A diagram showing extraction of changes from CheriBSD, merging into local branches maintained by Capabilities Limited followed by publication in CHERI Alliance repositories, submission to the FreeBSD review process, and final merging into FreeBSD

This project will reliably produce well engineered, open-source patches against the public FreeBSD software distribution.

  • Changes will be derived from the public SRI/Cambridge CheriBSD repo, which will continue to host, in the longer term, evolving research.

  • Production-quality versions of the changes will be pushed into a CHERI Alliance repo making them available for review, testing, and use.

  • We will then aim to upstream these to the FreeBSD Project where they will start to appear in FreeBSD releases, and be available for use by downstream products.

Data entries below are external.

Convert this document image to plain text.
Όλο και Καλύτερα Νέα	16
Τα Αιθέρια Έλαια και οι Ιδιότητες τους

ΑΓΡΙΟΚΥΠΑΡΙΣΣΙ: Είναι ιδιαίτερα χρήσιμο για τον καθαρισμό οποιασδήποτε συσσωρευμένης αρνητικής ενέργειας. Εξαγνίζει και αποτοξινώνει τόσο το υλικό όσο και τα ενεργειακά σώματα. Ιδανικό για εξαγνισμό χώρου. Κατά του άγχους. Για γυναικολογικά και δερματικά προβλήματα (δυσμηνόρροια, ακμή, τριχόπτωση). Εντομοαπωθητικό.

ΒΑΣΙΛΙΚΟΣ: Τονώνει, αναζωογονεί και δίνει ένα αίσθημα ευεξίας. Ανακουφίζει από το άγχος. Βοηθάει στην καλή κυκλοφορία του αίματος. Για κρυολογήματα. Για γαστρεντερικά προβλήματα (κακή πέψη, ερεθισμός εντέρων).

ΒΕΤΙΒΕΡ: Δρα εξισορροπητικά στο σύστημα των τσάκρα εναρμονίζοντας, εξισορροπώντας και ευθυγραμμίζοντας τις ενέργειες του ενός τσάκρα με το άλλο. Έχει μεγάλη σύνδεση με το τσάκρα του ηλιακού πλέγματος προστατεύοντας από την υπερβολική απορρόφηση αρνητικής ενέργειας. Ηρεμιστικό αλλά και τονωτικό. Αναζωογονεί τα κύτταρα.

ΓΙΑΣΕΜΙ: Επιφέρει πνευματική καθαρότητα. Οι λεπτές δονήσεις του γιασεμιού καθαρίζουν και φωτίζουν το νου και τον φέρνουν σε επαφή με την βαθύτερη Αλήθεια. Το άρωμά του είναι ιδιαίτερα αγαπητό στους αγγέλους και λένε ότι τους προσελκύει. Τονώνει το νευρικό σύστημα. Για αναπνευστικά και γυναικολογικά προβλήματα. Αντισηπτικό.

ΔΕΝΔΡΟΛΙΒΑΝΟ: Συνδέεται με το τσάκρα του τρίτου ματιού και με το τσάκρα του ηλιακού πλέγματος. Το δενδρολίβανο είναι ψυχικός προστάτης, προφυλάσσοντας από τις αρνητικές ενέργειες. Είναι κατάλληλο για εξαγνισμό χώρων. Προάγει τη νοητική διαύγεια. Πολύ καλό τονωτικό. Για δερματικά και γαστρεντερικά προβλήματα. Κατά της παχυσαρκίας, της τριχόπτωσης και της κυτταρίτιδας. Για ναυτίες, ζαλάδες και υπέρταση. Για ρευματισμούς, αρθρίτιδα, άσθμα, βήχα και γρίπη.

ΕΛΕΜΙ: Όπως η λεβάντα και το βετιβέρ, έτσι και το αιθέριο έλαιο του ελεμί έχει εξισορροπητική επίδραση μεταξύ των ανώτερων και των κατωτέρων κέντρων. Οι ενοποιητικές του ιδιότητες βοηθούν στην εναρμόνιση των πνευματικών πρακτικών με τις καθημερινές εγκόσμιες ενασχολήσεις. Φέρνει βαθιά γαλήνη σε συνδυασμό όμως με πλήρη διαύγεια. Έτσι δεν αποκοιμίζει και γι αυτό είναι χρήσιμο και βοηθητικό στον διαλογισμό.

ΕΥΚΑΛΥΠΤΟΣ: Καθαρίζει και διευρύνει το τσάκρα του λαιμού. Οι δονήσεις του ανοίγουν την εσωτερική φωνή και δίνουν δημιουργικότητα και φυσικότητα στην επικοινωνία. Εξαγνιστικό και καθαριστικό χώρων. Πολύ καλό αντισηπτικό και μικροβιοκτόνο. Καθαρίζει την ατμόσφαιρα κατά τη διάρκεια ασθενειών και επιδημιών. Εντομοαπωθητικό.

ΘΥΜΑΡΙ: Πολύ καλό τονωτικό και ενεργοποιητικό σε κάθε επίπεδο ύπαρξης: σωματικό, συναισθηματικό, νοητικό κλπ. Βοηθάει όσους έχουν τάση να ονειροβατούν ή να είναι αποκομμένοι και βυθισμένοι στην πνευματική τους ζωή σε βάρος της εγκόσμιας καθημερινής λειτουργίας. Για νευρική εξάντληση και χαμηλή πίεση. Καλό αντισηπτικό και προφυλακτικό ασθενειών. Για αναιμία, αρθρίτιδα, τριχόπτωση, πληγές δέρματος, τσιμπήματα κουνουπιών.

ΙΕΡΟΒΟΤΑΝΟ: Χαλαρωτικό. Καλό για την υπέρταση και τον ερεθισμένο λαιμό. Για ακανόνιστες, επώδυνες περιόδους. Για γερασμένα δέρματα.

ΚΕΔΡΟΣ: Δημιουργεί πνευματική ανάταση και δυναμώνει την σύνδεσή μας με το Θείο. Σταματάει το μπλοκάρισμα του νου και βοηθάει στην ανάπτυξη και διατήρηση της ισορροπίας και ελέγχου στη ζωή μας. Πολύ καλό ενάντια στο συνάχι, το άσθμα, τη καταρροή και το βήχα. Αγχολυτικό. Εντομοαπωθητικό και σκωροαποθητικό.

  • In some cases we will upstream self contained changes directly to FreeBSD rather than bundling them within the CHERI Alliance repository.

 

Beyond merging CHERI support to upstream FreeBSD, this project will improve the maturity of key CHERI-based features that are not quite ready to merge. In particular, we plan to improve the userspace component of heap temporal safety, replacing the malloc revocation shim (MRS) with revocation implemented directly in the allocator. This is expected to improve performance and allow for better optimization due the elimination of a layer of free lists which are decoupled from the allocator. We expect this work will bring us to the point where we can merge revocation. Likewise, we will integrate a current co-process compartmentalization prototype with the revocation system and explore new APIs for co-process creation and capability sharing. This will enable further exploration of co-process compartmentalization models in CheriBSD. We also plan to explore expanded use of sub-object bounds within userspace.

 

In the process of extracting patches and refining CHERI integration in CheriBSD and FreeBSD, we all also enhance existing test suites to cover a larger portion of CHERI C/C++ and POSIX than current test suites permit. This will involve improving the portability of the test suites as well as adding new tests.

 

We anticipate that FreeBSD 16 will be the first mainstream OS release to include support for CHERI out of the box.